| ANTONINO LO PRESTI. Signor Presidente, condividiamo
l'impostazione dell'emendamento Covre 1.13: essa è
assolutamente corretta e compatibile con le previsioni del
codice civile che precisano esattamente le prestazioni del
socio lavoratore. Tra le prestazioni, in effetti, viene
individuato il conferimento societario in base al disposto
dell'articolo 2345 del codice civile (che riguarda le società
per azioni, ma che è ovviamente applicabile anche alle società
cooperative in forza dell'articolo 2516 del codice civile).
Occorre verificare (lo scopo dell'emendamento è proprio
questo) se nella disciplina concreta dell'atto costitutivo e
dello statuto sociale - che in questo caso verrebbe inserita
nel più ampio contesto del regolamento previsto dall'articolo
6 - le stesse prestazioni, anche se non coincidenti con i fini
istituzionali, costituiscano prestazioni accessorie richieste
nell'ambito del rapporto societario per realizzare - come
afferma la legge - il buon funzionamento della cooperativa e
dell'ente.
Dunque, l'emendamento in esame non ha alcuno scopo
ostruzionistico o demolitore: esso è assolutamente corretto
dal punto di vista giuridico e dell'armonizzazione delle varie
norme che regolano la complessa materia.
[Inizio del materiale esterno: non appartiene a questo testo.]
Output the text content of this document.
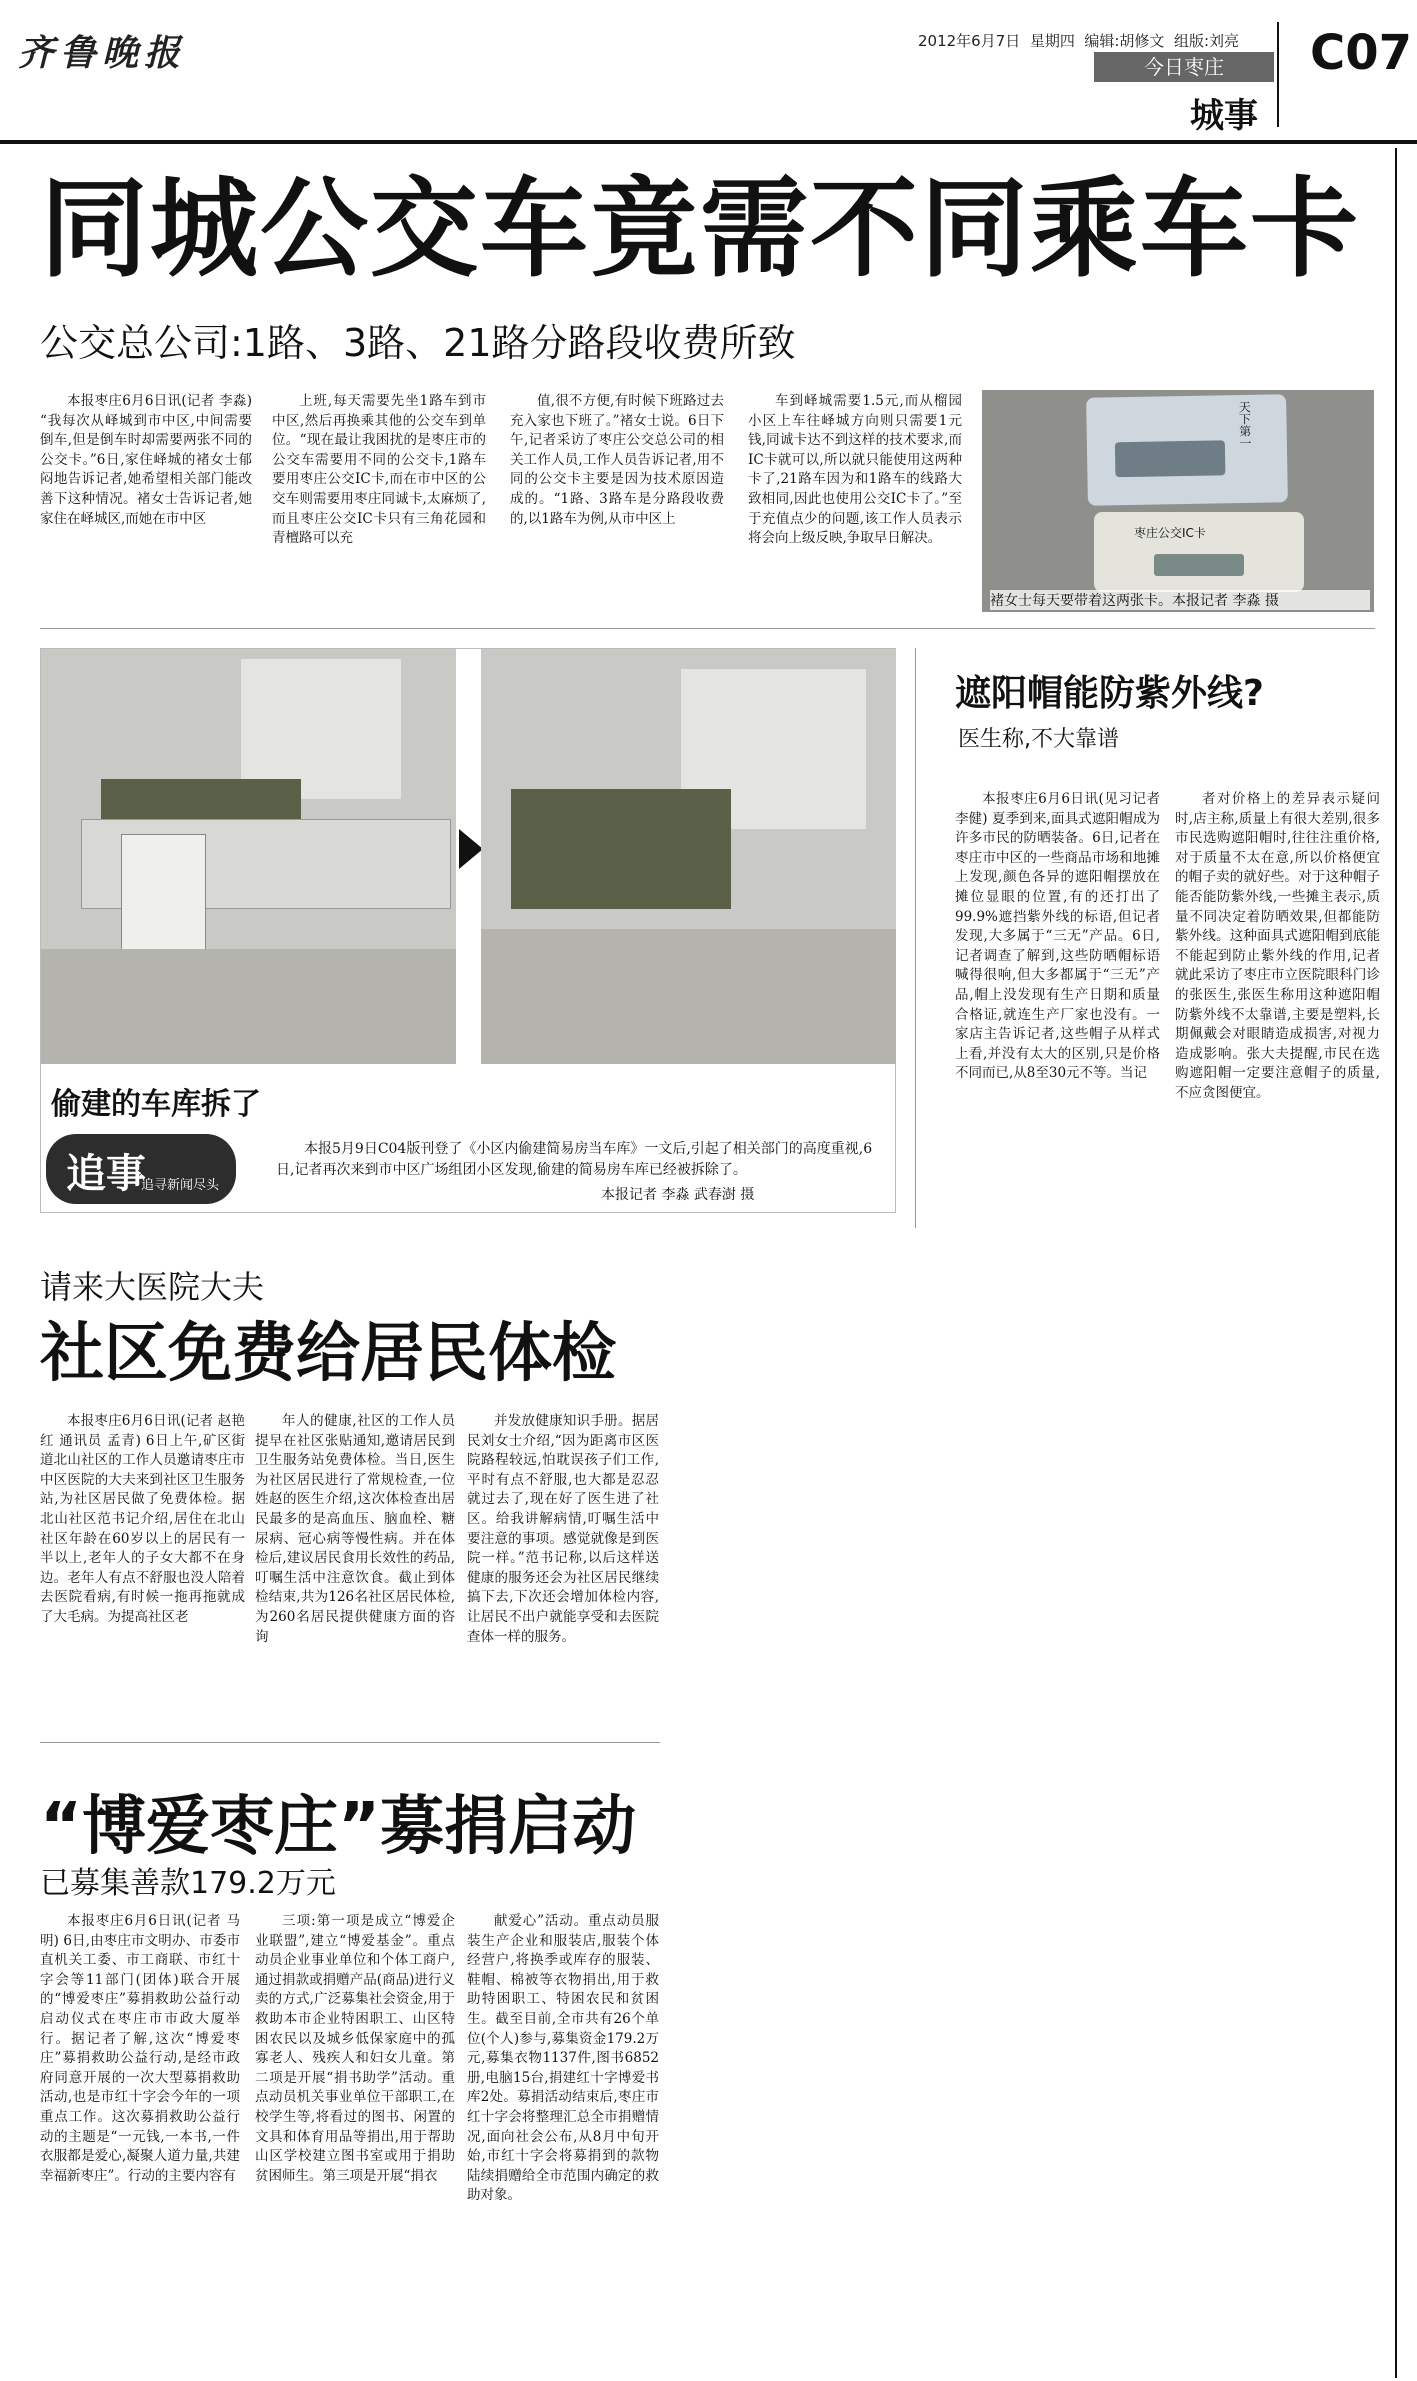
齐鲁晚报	2012年6月7日 星期四 编辑:胡修文 组版:刘亮
今日枣庄
城事
C07
同城公交车竟需不同乘车卡
公交总公司:1路、3路、21路分路段收费所致
本报枣庄6月6日讯(记者 李淼) “我每次从峄城到市中区,中间需要倒车,但是倒车时却需要两张不同的公交卡。”6日,家住峄城的褚女士郁闷地告诉记者,她希望相关部门能改善下这种情况。褚女士告诉记者,她家住在峄城区,而她在市中区
上班,每天需要先坐1路车到市中区,然后再换乘其他的公交车到单位。“现在最让我困扰的是枣庄市的公交车需要用不同的公交卡,1路车要用枣庄公交IC卡,而在市中区的公交车则需要用枣庄同诚卡,太麻烦了,而且枣庄公交IC卡只有三角花园和青檀路可以充
值,很不方便,有时候下班路过去充入家也下班了。”褚女士说。6日下午,记者采访了枣庄公交总公司的相关工作人员,工作人员告诉记者,用不同的公交卡主要是因为技术原因造成的。“1路、3路车是分路段收费的,以1路车为例,从市中区上
车到峄城需要1.5元,而从榴园小区上车往峄城方向则只需要1元钱,同诚卡达不到这样的技术要求,而IC卡就可以,所以就只能使用这两种卡了,21路车因为和1路车的线路大致相同,因此也使用公交IC卡了。”至于充值点少的问题,该工作人员表示将会向上级反映,争取早日解决。
天下第一
枣庄公交IC卡
褚女士每天要带着这两张卡。本报记者 李淼 摄
偷建的车库拆了
追事
追寻新闻尽头
本报5月9日C04版刊登了《小区内偷建简易房当车库》一文后,引起了相关部门的高度重视,6日,记者再次来到市中区广场组团小区发现,偷建的简易房车库已经被拆除了。
本报记者 李淼 武春澍 摄
遮阳帽能防紫外线?
医生称,不大靠谱
本报枣庄6月6日讯(见习记者 李健) 夏季到来,面具式遮阳帽成为许多市民的防晒装备。6日,记者在枣庄市中区的一些商品市场和地摊上发现,颜色各异的遮阳帽摆放在摊位显眼的位置,有的还打出了99.9%遮挡紫外线的标语,但记者发现,大多属于“三无”产品。6日,记者调查了解到,这些防晒帽标语喊得很响,但大多都属于“三无”产品,帽上没发现有生产日期和质量合格证,就连生产厂家也没有。一家店主告诉记者,这些帽子从样式上看,并没有太大的区别,只是价格不同而已,从8至30元不等。当记
者对价格上的差异表示疑问时,店主称,质量上有很大差别,很多市民选购遮阳帽时,往往注重价格,对于质量不太在意,所以价格便宜的帽子卖的就好些。对于这种帽子能否能防紫外线,一些摊主表示,质量不同决定着防晒效果,但都能防紫外线。这种面具式遮阳帽到底能不能起到防止紫外线的作用,记者就此采访了枣庄市立医院眼科门诊的张医生,张医生称用这种遮阳帽防紫外线不太靠谱,主要是塑料,长期佩戴会对眼睛造成损害,对视力造成影响。张大夫提醒,市民在选购遮阳帽一定要注意帽子的质量,不应贪图便宜。
请来大医院大夫
社区免费给居民体检
本报枣庄6月6日讯(记者 赵艳红 通讯员 孟青) 6日上午,矿区街道北山社区的工作人员邀请枣庄市中区医院的大夫来到社区卫生服务站,为社区居民做了免费体检。据北山社区范书记介绍,居住在北山社区年龄在60岁以上的居民有一半以上,老年人的子女大都不在身边。老年人有点不舒服也没人陪着去医院看病,有时候一拖再拖就成了大毛病。为提高社区老
年人的健康,社区的工作人员提早在社区张贴通知,邀请居民到卫生服务站免费体检。当日,医生为社区居民进行了常规检查,一位姓赵的医生介绍,这次体检查出居民最多的是高血压、脑血栓、糖尿病、冠心病等慢性病。并在体检后,建议居民食用长效性的药品,叮嘱生活中注意饮食。截止到体检结束,共为126名社区居民体检,为260名居民提供健康方面的咨询
并发放健康知识手册。据居民刘女士介绍,“因为距离市区医院路程较远,怕耽误孩子们工作,平时有点不舒服,也大都是忍忍就过去了,现在好了医生进了社区。给我讲解病情,叮嘱生活中要注意的事项。感觉就像是到医院一样。”范书记称,以后这样送健康的服务还会为社区居民继续搞下去,下次还会增加体检内容,让居民不出户就能享受和去医院查体一样的服务。
“博爱枣庄”募捐启动
已募集善款179.2万元
本报枣庄6月6日讯(记者 马明) 6日,由枣庄市文明办、市委市直机关工委、市工商联、市红十字会等11部门(团体)联合开展的“博爱枣庄”募捐救助公益行动启动仪式在枣庄市市政大厦举行。据记者了解,这次“博爱枣庄”募捐救助公益行动,是经市政府同意开展的一次大型募捐救助活动,也是市红十字会今年的一项重点工作。这次募捐救助公益行动的主题是“一元钱,一本书,一件衣服都是爱心,凝聚人道力量,共建幸福新枣庄”。行动的主要内容有
三项:第一项是成立“博爱企业联盟”,建立“博爱基金”。重点动员企业事业单位和个体工商户,通过捐款或捐赠产品(商品)进行义卖的方式,广泛募集社会资金,用于救助本市企业特困职工、山区特困农民以及城乡低保家庭中的孤寡老人、残疾人和妇女儿童。第二项是开展“捐书助学”活动。重点动员机关事业单位干部职工,在校学生等,将看过的图书、闲置的文具和体育用品等捐出,用于帮助山区学校建立图书室或用于捐助贫困师生。第三项是开展“捐衣
献爱心”活动。重点动员服装生产企业和服装店,服装个体经营户,将换季或库存的服装、鞋帽、棉被等衣物捐出,用于救助特困职工、特困农民和贫困生。截至目前,全市共有26个单位(个人)参与,募集资金179.2万元,募集衣物1137件,图书6852册,电脑15台,捐建红十字博爱书库2处。募捐活动结束后,枣庄市红十字会将整理汇总全市捐赠情况,面向社会公布,从8月中旬开始,市红十字会将募捐到的款物陆续捐赠给全市范围内确定的救助对象。
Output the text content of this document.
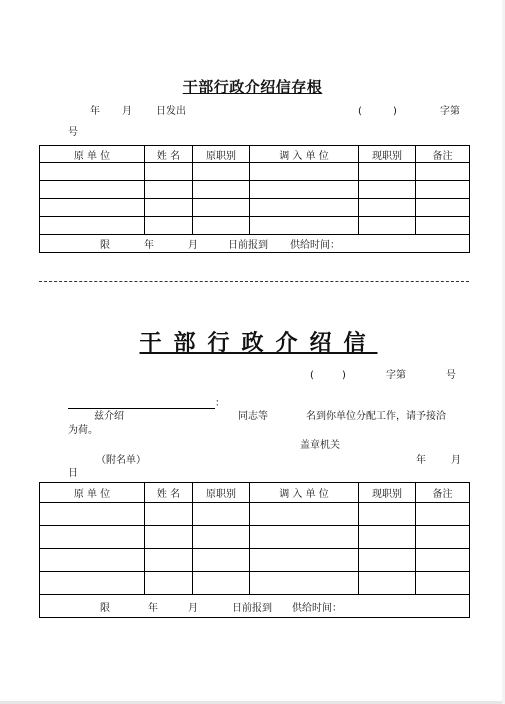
干部行政介绍信存根
年 月 日发出	(	)	字第
号
原 单 位	姓 名	原职别	调 入 单 位	现职别	备注

限 年 月 日前报到 供给时间：					
干部行政介绍信
(	)	字第	号
：
兹介绍	同志等	名到你单位分配工作，请予接洽
为荷。
盖章机关
（附名单）	年	月
日
原 单 位	姓 名	原职别	调 入 单 位	现职别	备注

限 年 月 日前报到 供给时间：					
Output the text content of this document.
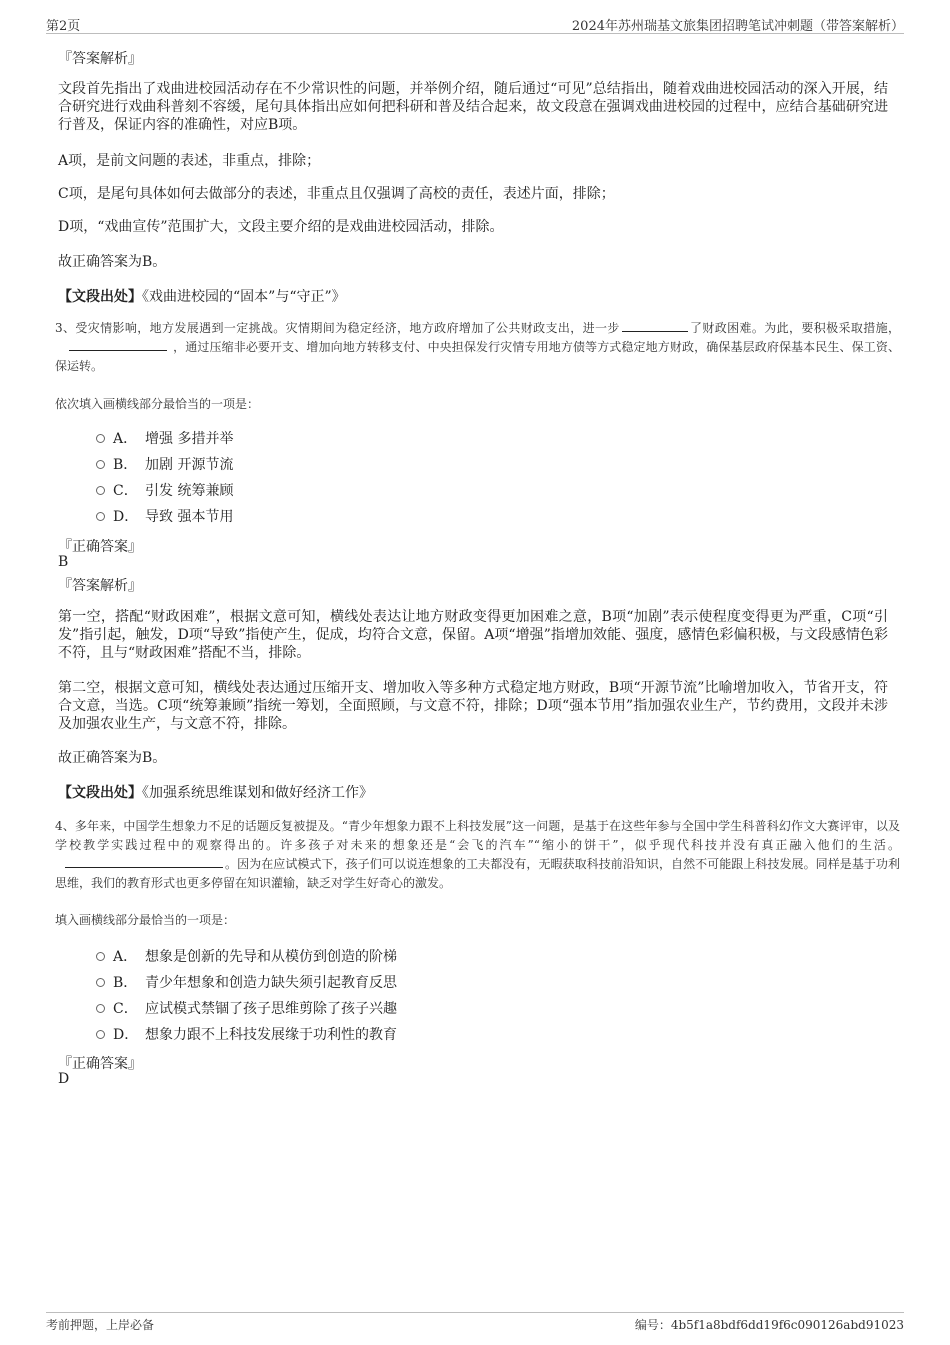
第2页	2024年苏州瑞基文旅集团招聘笔试冲刺题（带答案解析）
『答案解析』
文段首先指出了戏曲进校园活动存在不少常识性的问题，并举例介绍，随后通过“可见”总结指出，随着戏曲进校园活动的深入开展，结合研究进行戏曲科普刻不容缓，尾句具体指出应如何把科研和普及结合起来，故文段意在强调戏曲进校园的过程中，应结合基础研究进行普及，保证内容的准确性，对应B项。
A项，是前文问题的表述，非重点，排除；
C项，是尾句具体如何去做部分的表述，非重点且仅强调了高校的责任，表述片面，排除；
D项，“戏曲宣传”范围扩大，文段主要介绍的是戏曲进校园活动，排除。
故正确答案为B。
【文段出处】《戏曲进校园的“固本”与“守正”》
3、受灾情影响，地方发展遇到一定挑战。灾情期间为稳定经济，地方政府增加了公共财政支出，进一步	了财政困难。为此，要积极采取措施，，通过压缩非必要开支、增加向地方转移支付、中央担保发行灾情专用地方债等方式稳定地方财政，确保基层政府保基本民生、保工资、保运转。
依次填入画横线部分最恰当的一项是：
A． 增强 多措并举
B． 加剧 开源节流
C． 引发 统筹兼顾
D． 导致 强本节用
『正确答案』
B
『答案解析』
第一空，搭配“财政困难”，根据文意可知，横线处表达让地方财政变得更加困难之意，B项“加剧”表示使程度变得更为严重，C项“引发”指引起，触发，D项“导致”指使产生，促成，均符合文意，保留。A项“增强”指增加效能、强度，感情色彩偏积极，与文段感情色彩不符，且与“财政困难”搭配不当，排除。
第二空，根据文意可知，横线处表达通过压缩开支、增加收入等多种方式稳定地方财政，B项“开源节流”比喻增加收入，节省开支，符合文意，当选。C项“统筹兼顾”指统一筹划，全面照顾，与文意不符，排除；D项“强本节用”指加强农业生产，节约费用，文段并未涉及加强农业生产，与文意不符，排除。
故正确答案为B。
【文段出处】《加强系统思维谋划和做好经济工作》
4、多年来，中国学生想象力不足的话题反复被提及。“青少年想象力跟不上科技发展”这一问题，是基于在这些年参与全国中学生科普科幻作文大赛评审，以及学校教学实践过程中的观察得出的。许多孩子对未来的想象还是“会飞的汽车”“缩小的饼干”，似乎现代科技并没有真正融入他们的生活。。因为在应试模式下，孩子们可以说连想象的工夫都没有，无暇获取科技前沿知识，自然不可能跟上科技发展。同样是基于功利思维，我们的教育形式也更多停留在知识灌输，缺乏对学生好奇心的激发。
填入画横线部分最恰当的一项是：
A． 想象是创新的先导和从模仿到创造的阶梯
B． 青少年想象和创造力缺失须引起教育反思
C． 应试模式禁锢了孩子思维剪除了孩子兴趣
D． 想象力跟不上科技发展缘于功利性的教育
『正确答案』
D
考前押题，上岸必备	编号：4b5f1a8bdf6dd19f6c090126abd91023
Esso è
sostanzialmente anticipatore del contenuto del regolamento
previsto all'articolo 6.
Per i motivi esposti, preannuncio il nostro voto
favorevole sull'emendamento in esame e invito tutti i colleghi
a meditare sull'opportunità di rimediare, fin da questo
momento, alle discrasie e alle storture di un provvedimento,
quale quello in esame, che contestiamo.